FIFTY newborn chicks have been brutally slaughtered with bricks after a group of sick yobs broke into a farm, cops said today.
The bloodied carcasses of the three-day-old chicks were found strewn around their pen at Knuzden Brook Poultry Farm in Blackburn, Lancashire, last night.

Lancashire Constabulary said four or five youths fled across fields towards Knuzden when they were disturbed by an employee near to the pen entrance at about 8.50pm

The employee then called the cops after making the grisly discovery.

It is understood that bricks were thrown at the birds.

Inspector David Mangan said: "I am absolutely disgusted by the inhumane actions of these sick individuals who seem to have got some kind of pleasure out of the unnecessary slaughter of 50 newborn chickens.

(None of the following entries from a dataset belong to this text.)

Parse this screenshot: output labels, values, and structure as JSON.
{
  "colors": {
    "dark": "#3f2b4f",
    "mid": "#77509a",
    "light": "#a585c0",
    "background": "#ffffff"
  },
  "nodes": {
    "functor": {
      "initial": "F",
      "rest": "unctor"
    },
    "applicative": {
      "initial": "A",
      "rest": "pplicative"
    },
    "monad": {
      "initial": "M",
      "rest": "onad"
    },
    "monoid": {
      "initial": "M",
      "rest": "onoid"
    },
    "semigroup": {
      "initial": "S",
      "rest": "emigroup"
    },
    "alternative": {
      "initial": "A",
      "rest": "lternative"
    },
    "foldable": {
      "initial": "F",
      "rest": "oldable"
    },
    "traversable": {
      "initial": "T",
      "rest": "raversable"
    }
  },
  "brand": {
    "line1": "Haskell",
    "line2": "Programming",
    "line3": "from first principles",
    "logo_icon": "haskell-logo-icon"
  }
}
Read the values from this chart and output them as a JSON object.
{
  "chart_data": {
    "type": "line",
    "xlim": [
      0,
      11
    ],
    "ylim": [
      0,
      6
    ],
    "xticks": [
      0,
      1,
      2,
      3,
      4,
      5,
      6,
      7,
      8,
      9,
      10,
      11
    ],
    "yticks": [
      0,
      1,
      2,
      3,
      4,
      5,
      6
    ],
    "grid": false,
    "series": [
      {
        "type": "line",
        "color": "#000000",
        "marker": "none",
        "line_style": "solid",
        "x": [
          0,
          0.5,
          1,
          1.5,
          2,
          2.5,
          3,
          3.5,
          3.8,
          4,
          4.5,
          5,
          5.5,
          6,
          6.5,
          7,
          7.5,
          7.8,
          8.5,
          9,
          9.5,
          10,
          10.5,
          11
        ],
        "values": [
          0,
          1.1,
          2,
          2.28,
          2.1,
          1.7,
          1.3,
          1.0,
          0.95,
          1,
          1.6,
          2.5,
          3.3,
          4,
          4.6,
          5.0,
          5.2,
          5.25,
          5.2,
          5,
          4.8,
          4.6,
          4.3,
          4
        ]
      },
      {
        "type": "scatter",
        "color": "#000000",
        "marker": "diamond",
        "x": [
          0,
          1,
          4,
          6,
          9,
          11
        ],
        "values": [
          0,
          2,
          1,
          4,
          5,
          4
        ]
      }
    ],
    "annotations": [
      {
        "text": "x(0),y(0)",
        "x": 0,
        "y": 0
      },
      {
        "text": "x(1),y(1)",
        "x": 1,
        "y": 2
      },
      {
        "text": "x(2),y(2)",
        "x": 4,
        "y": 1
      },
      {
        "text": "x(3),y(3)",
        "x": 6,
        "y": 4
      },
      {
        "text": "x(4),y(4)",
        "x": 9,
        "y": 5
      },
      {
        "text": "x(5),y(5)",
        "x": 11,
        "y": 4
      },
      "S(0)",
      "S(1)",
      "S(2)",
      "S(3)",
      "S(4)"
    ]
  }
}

"I believe it's probably been committed by just one individual out of a group and I would appeal to those who weren't necessarily directly involved to search their conscience, do the right thing and contact the police.

"I would also ask anybody at all within the community who may have any information about this awful incident to come forward."

Anyone with information should contact police on 08451 25 35 45 or call Crimestoppers on 0800 555 111.


----------



## Erzs (Apr 11, 2011)

That is very sad. 

I hope that should they be caught they get a lot more than just a slapped wrist. If the law isn't willing to prosecute accordingly just give me ten minutes alone with them! 

I hate being part of a species that gets pleasure out of suffering. I'm going to create my own new species...I am now an Axototl!

But again, I hope they are caught.


----------



## Guest (Apr 13, 2011)

I don't even know what to say about that 

What the hell is wrong with people?

It really scares me to know there's people out there like that


----------



## Jazzy (Apr 15, 2009)

If they are found then I would tie them to a pole and do the same thing to them, it's the least the sickos deserve.


----------



## Lulus mum (Feb 14, 2011)

What a sick world some people live in when their pleasure comes from such barbarism
hope they are caught and not just told that they are"naughty boys" and given a pathetic fine or Commumity service etc
Maureen


----------



## piggybaker (Feb 10, 2009)

Thats horrible..


----------



## Kitty_pig (Apr 9, 2011)

Thats so sad. Why do people do things like this? They wouldnt do it to a new born human baby so why to an new born baby animal?


----------